> I don't think this works well enough: if the source isn't removed, but
> fd_can_read() returns 0, there is a potential busy loop on the next
This shouldn't happen. The sources all get set to non-blocking mode, the only
blocking code is the poll itself. If fd_can_read() returns 0, then the next time
fd_read() is called, it will attempt to read zero bytes. The backend logic checks the
results of the same method that fd_can_read() calls and sets its read size
to that amount, in the case of a full buffer it will read 0 bytes and return.
> My understanding is that if data is read from the frontend, the loop
> will be re-entered and io_watch_poll_prepare will set the callback
This just doesn't happen. The issue is that between the poll being added (and
some but not all data being read) and the frontend code getting triggered by
the guest, the IO loop runs again and the poll is removed, it then runs again
with the poll removed (since the poll is removed during setup) and it's now
just going to block because the input fd in question has been "temporarily
removed". Except that nothing in the fd set it polls on is now connected to
the guest clearing the buffer.
Meanwhile the guest reads the data during what can be a potentially
infinite block (if nothing else sets the timeout, in my case something
in the uart peripheral sets a 1000ms timeout so I could read a byte
every second or so in the guest).
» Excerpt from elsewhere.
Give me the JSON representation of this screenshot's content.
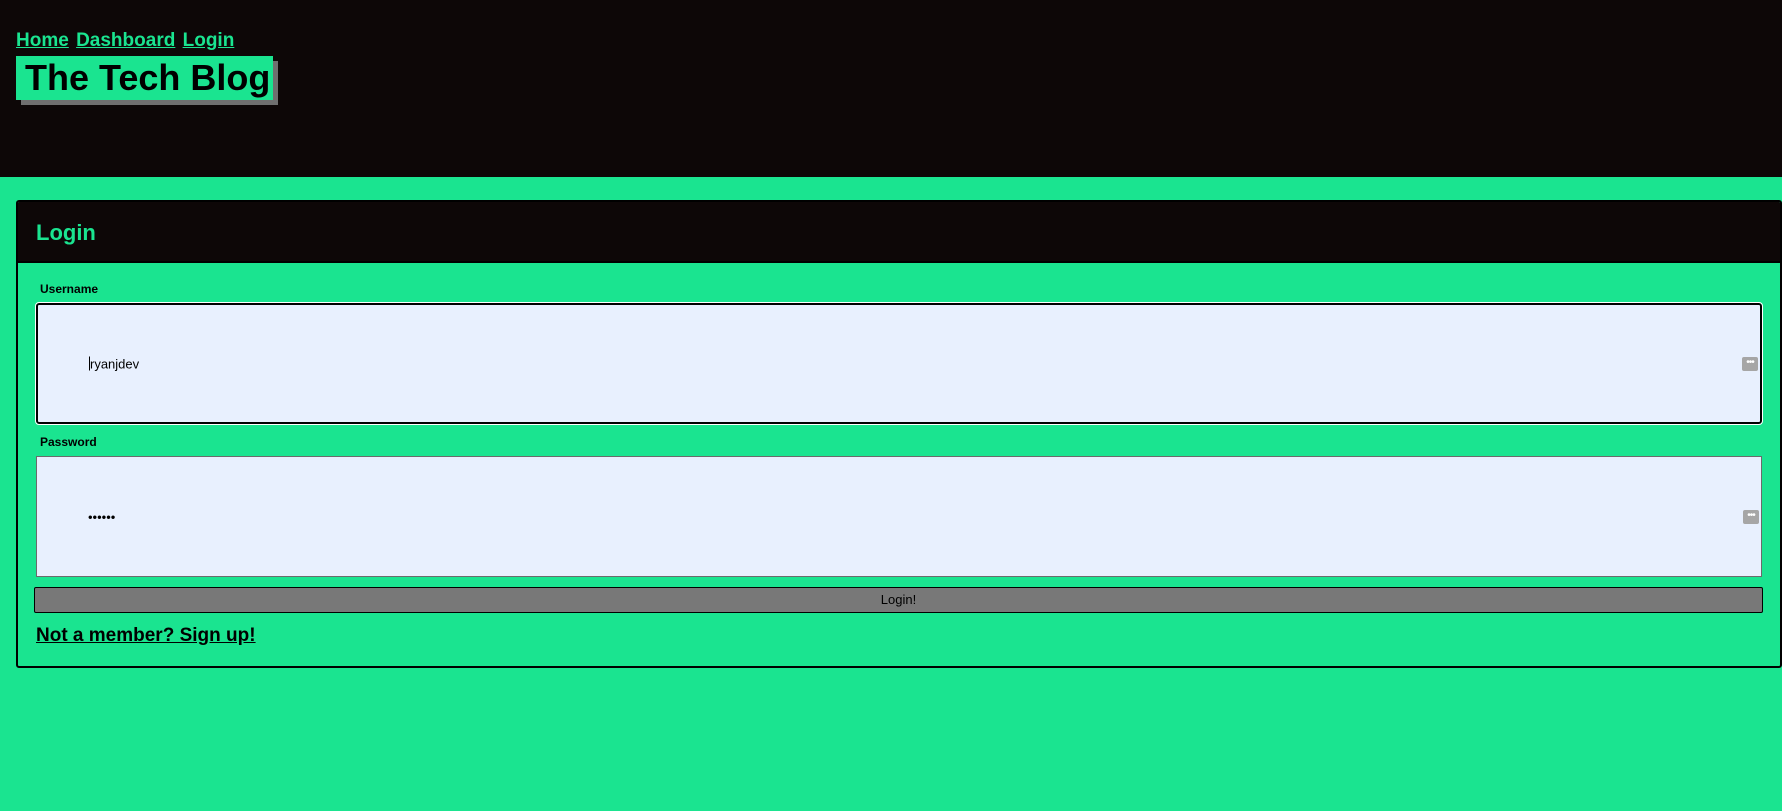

The guest will now be spinning until
the poll is re-added, meanwhile the poll is blocking on a timeout or another
fd becoming ready because the buffers are small, the fd in question has
already been removed from the set by the time the guest has a chance
to clear the buffer.
> Could you provide a simple use-case or reproducer where we can
> evaluate how your patch improves the situation?
I can do this, but I don't have anything ready immediately, my test case isn't
ideal for others to reproduce. But I can attach one later today when I have that done.